BIH Lecture: Microglia as genetic and genomic integrators of disease risk

Einstein BIH Visiting Fellow: Prof. David H. Gutmann; Washington University School of Medicine, Stl. Louis, USA

Host: Prof. Helmut Kettenmann, MDC

Neurofibromatosis type 1 (NF1) is a neurogenetic disorder in which children and adults are prone to the development of numerous nervous system abnormalities, including brain and nerve tumors, learning disabilities, seizures, sleep disturbances, and autism. While caused by a germline mutation in the NF1 gene, each individual with NF1 is unique with respect to the spectrum of disease features and severity. Over the past decade, research in the Gutmann laboratory has demonstrated that the specific germline mutation (genetic) and sex (genomic) are two critical factors that underlie clinical variability. In his talk, Professor Gutmann will discuss an emerging concept that brain macrophage-like cells (microglia) function as central integrators of genetic and genomic factors relevant to disease heterogeneity.
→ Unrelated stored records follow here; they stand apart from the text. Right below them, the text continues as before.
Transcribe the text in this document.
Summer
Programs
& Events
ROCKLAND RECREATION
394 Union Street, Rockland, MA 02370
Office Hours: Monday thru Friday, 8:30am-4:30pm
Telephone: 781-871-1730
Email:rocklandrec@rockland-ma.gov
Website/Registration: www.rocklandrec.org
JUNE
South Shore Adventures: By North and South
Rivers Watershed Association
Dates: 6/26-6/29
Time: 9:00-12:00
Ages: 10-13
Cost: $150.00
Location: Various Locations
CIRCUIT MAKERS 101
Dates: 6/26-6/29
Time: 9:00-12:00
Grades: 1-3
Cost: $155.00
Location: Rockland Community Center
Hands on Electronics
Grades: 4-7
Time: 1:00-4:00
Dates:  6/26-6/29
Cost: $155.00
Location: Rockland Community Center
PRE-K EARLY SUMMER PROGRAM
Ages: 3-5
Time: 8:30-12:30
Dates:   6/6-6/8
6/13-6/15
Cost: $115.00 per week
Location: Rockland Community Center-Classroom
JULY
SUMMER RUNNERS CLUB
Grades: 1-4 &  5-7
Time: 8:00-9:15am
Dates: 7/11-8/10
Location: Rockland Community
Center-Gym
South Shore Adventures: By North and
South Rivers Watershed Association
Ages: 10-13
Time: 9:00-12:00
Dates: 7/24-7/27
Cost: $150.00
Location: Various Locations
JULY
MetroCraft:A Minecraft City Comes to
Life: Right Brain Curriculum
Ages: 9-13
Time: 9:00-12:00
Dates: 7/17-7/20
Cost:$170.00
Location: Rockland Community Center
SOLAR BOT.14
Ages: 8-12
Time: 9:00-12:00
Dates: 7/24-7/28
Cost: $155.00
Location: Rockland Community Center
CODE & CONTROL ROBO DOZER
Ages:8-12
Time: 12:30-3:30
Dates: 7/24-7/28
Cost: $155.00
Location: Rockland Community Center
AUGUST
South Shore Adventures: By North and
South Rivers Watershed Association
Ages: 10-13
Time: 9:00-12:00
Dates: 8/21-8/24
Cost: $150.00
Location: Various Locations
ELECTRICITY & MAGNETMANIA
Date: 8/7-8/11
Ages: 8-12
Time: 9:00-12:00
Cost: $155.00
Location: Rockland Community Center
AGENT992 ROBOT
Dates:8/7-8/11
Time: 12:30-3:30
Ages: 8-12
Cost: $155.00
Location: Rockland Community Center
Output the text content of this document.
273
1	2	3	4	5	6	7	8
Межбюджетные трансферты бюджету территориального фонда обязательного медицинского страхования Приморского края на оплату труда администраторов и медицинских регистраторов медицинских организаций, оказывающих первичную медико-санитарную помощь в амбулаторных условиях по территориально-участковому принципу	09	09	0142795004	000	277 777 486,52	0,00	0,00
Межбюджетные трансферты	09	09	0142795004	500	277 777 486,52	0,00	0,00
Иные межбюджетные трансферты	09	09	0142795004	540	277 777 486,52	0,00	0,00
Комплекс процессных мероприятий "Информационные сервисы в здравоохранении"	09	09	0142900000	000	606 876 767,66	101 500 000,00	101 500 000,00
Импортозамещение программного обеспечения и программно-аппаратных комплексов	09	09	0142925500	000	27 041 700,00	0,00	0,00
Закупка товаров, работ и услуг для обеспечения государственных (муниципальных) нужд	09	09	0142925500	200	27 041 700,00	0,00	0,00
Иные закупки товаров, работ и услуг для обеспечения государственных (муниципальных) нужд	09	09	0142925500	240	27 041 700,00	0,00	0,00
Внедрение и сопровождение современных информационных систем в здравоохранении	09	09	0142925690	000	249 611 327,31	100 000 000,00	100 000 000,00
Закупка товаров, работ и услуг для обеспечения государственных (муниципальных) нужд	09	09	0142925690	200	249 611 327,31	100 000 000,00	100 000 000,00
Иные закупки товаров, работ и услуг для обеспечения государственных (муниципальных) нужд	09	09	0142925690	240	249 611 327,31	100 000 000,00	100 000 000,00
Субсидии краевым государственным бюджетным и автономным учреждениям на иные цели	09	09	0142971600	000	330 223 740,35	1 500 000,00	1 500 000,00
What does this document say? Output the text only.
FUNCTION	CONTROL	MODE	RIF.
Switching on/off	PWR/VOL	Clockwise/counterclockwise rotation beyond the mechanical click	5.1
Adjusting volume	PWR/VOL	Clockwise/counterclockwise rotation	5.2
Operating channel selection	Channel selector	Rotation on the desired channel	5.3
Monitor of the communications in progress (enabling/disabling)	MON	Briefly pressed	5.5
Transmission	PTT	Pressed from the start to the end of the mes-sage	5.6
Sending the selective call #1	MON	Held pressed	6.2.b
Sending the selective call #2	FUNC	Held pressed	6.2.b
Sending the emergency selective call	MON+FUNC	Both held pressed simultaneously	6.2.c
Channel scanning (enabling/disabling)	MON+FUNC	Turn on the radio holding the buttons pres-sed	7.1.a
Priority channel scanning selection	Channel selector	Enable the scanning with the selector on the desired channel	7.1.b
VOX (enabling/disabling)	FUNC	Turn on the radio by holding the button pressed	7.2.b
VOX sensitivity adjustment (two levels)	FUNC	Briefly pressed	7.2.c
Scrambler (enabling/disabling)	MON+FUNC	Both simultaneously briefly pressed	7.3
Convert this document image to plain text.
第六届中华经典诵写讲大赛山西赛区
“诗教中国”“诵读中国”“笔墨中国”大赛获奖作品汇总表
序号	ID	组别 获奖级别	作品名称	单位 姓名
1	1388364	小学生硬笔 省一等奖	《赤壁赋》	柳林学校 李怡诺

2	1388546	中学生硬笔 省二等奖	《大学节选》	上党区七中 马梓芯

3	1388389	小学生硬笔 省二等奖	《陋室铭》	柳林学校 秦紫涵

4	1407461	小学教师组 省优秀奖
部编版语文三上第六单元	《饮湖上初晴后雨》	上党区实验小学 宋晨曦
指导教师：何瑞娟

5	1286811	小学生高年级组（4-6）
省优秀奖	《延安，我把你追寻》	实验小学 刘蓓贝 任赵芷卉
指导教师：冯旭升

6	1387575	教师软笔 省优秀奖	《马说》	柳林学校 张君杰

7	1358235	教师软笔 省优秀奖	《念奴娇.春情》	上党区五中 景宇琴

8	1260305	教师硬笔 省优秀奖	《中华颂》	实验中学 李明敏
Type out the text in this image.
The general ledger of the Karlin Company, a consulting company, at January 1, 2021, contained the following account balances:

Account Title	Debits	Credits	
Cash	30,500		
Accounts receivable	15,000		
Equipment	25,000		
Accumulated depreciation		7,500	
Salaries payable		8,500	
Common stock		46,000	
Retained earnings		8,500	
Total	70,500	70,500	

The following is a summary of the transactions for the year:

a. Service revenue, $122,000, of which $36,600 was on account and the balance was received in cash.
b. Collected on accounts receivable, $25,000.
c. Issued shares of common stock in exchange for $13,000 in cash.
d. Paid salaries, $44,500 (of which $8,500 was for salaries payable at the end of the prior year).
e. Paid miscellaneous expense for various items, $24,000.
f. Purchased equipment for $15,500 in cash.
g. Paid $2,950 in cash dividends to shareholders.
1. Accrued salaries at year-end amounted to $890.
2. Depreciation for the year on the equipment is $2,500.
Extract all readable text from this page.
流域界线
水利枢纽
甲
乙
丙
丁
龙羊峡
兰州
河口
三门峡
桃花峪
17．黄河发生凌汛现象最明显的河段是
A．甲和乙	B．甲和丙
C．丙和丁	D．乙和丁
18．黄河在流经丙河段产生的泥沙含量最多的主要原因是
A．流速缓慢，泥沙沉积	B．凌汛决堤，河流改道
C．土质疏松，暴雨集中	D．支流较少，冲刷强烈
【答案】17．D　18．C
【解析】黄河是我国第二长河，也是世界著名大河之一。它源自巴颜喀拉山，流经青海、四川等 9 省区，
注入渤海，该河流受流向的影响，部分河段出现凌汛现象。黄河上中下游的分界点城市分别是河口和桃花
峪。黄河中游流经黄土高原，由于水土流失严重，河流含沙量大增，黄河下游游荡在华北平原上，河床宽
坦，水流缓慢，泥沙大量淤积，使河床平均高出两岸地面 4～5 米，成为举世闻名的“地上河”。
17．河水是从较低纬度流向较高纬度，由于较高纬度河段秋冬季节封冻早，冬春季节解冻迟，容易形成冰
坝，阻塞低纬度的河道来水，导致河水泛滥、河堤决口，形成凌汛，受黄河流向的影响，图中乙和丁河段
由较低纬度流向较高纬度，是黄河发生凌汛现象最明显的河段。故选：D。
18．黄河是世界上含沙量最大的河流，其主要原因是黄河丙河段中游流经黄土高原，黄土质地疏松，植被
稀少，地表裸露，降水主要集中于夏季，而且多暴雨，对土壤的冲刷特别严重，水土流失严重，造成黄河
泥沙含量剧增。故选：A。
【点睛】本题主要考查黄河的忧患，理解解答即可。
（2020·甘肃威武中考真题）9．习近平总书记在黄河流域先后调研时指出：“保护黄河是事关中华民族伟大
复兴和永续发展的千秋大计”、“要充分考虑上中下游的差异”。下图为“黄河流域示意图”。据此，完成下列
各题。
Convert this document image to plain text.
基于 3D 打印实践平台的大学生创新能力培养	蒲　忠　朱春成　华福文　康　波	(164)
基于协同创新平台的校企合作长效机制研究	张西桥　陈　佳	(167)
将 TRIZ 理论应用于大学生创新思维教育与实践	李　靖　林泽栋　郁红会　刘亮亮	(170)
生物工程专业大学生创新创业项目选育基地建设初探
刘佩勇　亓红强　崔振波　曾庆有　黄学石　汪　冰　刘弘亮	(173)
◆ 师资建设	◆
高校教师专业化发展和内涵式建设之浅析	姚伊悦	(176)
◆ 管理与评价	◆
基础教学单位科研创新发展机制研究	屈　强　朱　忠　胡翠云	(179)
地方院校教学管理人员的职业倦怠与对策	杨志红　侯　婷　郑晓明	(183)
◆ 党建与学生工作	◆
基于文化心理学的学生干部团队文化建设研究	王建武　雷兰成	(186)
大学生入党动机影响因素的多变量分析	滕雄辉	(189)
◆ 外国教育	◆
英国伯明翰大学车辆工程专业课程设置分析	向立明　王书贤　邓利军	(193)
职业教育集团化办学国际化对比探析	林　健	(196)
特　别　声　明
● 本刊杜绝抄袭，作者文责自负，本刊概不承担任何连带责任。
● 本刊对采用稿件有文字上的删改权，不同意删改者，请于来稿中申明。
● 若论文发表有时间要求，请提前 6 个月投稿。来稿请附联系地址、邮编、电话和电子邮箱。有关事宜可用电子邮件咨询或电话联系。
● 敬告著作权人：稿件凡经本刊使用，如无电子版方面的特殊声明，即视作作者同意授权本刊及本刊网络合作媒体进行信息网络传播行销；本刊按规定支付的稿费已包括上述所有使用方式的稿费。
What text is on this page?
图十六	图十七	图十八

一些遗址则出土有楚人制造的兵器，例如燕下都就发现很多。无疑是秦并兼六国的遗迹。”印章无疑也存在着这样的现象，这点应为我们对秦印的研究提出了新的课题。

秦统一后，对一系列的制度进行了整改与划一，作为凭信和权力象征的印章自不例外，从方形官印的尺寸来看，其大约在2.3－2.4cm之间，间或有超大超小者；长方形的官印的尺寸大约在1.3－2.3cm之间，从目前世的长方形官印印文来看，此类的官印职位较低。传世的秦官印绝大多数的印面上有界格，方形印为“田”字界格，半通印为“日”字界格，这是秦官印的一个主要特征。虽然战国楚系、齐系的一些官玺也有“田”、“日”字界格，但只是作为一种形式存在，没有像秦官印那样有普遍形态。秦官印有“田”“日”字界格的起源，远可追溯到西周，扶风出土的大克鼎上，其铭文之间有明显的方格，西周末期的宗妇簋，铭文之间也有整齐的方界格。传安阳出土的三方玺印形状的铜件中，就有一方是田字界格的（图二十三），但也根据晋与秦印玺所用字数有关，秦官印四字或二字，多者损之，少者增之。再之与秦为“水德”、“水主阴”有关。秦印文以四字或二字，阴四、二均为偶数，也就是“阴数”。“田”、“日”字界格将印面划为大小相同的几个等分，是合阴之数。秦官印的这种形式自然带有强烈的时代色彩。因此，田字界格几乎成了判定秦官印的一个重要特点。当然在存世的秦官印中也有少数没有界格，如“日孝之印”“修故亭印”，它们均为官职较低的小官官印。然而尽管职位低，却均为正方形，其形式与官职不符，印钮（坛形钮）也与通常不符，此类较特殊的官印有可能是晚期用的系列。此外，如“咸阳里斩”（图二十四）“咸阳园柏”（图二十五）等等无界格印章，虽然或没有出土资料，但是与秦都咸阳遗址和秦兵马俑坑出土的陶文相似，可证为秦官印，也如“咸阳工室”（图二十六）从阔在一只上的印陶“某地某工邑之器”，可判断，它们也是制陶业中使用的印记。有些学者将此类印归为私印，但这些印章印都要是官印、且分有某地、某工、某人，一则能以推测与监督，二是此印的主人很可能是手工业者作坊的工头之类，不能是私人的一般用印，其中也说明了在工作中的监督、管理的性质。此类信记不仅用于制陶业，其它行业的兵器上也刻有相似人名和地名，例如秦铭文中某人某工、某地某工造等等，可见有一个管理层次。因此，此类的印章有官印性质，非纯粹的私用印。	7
About Professor David H. Gutmann

David H. Gutmann received his undergraduate, graduate (PhD) and medical (MD) degrees from the University of Michigan, where he trained in immunogenetics in the laboratory of Dr. John Niederhuber. During his residency in Neurology at the University of Pennsylvania, he had the good fortune of working with Dr. Kenneth Fischbeck who sparked his interest in neurogenetics. He then returned to the University of Michigan for research fellowship training in Human Genetics with Dr. Francis Collins. During this time, he identified the neurofibromatosis type 1 (NF1) protein and began to elucidate its function as a RAS regulator. In late 1993, he was recruited to Washington University, becoming a full professor in 2001 and the Donald O. Schnuck Family Professor in 2002. He established the St. Louis Children’s Hospital Neurofibromatosis Clinical Program in 1994 and the Washington University Neurofibromatosis Center in 2004. His laboratory is currently focused on understanding the genomic, molecular and cellular basis for nervous system problems affecting children and adults with NF1 using both human biospecimens and novel genetically-engineered mouse strains. Over the past 25 years, his team has developed numerous mouse models of NF1-associated optic glioma, somatic growth defects, attention deficit, autism, plexiform neurofibroma, and spatial learning impairments as well as NF2-associated meningioma. They have used these preclinical models to define the cellular origins of tumors, the contribution of the tumor microenvironment, and the major growth control pathways that dictate brain development in NF. He has published over 430 peer-reviewed manuscripts, and has been recognized for his achievements with numerous awards, including the 2012 Children’s Tumor Foundation Frederich von Recklinghausen Lifetime Achievement Award, the 2013 Washington University Distinguished Faculty Research Award, the 2014 Riley Church Lectureship and the 2017 Alexander von Humboldt Award.  He also serves as a member of the National Institute of Neurological Disorders and Stroke Advisory Council.